Myriam Boujbel, jeune députée (37 ans) du bloc parlementaire de Nidaa Tounes, expose ses opinions sur l’actualité politique, l’avenir de Nidaa Tounes, sa vision pour une nouvelle Tunisie et pour la transparence et la bonne gouvernance.
leconomistemaghrebin.com : Vos déclarations ont souvent fait polémique. Ne pensez-vous pas que c’est trop pour une jeune députée ?
Myriam Boujbel : Ce n’est pas parce qu’on est député ou qu’on fait partie d’un parti politique qu’on doit perdre sa liberté d’expression. Loin de moi de chercher à provoquer un quelconque buzz en écrivant un statut, c’est plutôt un exercice démocratique et parfois un cri du cœur. Bien sûr on ne peut pas plaire à tout le monde et certains, même de son propre camp, guettent chaque expression prête à interprétation pour l’utiliser contre vous. Parfois cela provoque des critiques acerbes, mais n’est-ce pas cela la démocratie. Cependant, je tiens à conserver ma liberté de pensée et je suis même reconnaissante à ceux qui ne cherchent pas à vous caresser dans le sens du poil, à condition que leurs réactions soient sincères et constructives.
En gardant un certain recul par rapport à la scène politique, on s’assure une certaine objectivité. Je me suis promis en me lançant dans la politique active de ne pas dévier de mes valeurs et de mes principes. Ces déclarations sont celles d’une citoyenne avant d’être celles d’une députée. Devant le niveau d’exigence face au député, porter tous les jours cette casquette politique est un lourd fardeau.
Mais porter cette casquette signifie défendre votre parti politique …
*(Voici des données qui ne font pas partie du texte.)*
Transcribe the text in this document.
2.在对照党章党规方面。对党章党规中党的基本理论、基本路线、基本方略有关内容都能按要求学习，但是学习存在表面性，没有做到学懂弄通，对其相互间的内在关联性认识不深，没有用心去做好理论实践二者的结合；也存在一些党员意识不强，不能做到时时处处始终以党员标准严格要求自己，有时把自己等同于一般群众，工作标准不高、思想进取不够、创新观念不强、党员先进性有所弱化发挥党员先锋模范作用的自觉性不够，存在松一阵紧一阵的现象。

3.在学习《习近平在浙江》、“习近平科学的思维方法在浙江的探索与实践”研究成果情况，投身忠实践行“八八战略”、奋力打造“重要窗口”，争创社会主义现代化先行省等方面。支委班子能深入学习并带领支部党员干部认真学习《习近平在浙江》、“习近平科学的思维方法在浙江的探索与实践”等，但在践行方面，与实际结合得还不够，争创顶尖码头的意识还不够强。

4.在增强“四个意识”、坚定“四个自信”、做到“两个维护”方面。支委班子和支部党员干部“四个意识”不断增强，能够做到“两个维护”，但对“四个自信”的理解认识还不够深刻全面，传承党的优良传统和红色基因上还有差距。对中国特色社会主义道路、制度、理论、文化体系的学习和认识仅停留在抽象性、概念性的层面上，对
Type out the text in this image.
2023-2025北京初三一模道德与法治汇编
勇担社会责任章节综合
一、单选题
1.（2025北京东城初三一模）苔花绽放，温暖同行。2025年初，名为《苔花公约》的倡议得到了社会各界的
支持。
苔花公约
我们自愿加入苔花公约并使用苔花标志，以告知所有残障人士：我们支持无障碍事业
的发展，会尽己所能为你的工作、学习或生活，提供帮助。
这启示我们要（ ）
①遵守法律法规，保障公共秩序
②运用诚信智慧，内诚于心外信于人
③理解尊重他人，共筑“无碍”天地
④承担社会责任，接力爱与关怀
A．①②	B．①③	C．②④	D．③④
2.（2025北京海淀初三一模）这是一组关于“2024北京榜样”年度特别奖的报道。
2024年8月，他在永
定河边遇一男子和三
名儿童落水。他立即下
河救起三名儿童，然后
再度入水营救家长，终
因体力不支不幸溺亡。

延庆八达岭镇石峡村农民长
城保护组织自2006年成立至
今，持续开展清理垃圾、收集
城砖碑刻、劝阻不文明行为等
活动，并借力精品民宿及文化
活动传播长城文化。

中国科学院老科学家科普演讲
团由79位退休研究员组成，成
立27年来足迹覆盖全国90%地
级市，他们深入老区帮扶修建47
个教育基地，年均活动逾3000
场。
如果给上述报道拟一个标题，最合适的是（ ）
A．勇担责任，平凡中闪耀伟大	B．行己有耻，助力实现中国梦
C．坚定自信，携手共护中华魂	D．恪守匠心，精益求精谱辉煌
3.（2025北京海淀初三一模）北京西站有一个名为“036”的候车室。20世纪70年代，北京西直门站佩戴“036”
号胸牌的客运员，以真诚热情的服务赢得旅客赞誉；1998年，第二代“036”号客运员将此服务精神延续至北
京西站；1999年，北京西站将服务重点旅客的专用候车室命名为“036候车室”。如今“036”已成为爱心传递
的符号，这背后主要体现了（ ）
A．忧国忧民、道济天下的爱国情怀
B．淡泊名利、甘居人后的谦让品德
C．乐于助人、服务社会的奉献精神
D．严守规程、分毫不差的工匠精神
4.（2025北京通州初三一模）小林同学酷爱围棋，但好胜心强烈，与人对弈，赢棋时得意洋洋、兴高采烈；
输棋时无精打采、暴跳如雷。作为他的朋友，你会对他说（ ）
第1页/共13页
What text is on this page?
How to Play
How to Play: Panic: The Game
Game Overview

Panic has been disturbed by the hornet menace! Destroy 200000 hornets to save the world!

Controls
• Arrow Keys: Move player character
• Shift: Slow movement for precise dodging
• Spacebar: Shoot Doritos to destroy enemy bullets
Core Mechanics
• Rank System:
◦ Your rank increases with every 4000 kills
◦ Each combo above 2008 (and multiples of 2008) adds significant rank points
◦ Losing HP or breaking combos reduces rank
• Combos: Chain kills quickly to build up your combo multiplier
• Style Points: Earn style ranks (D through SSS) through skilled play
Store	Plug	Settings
Tout à fait, j’ai fait preuve de discipline lors des votes des projets de lois. Mais parce que le parti a honoré ses principes et ses engagements électoraux. Notre leitmotiv a toujours été « la patrie avant le parti » et tant que l’on est en cohérence avec cette vision des choses, il n’y a aucune raison de dévier de la ligne tout en restant critique. Dans l’hypothèse contraire j’essaierai, bien entendu, de convaincre mon groupe parlementaire et si je n’y arrive pas, je voterai en mon âme et conscience.
En lisant votre fiche sur le site de l’ARP, nous nous sommes rendus compte que vous avez abandonné votre poste managérial pour vous consacrer à la députation. Est-ce que vous pensez que c’est un atout ou un handicap pour votre carrière ?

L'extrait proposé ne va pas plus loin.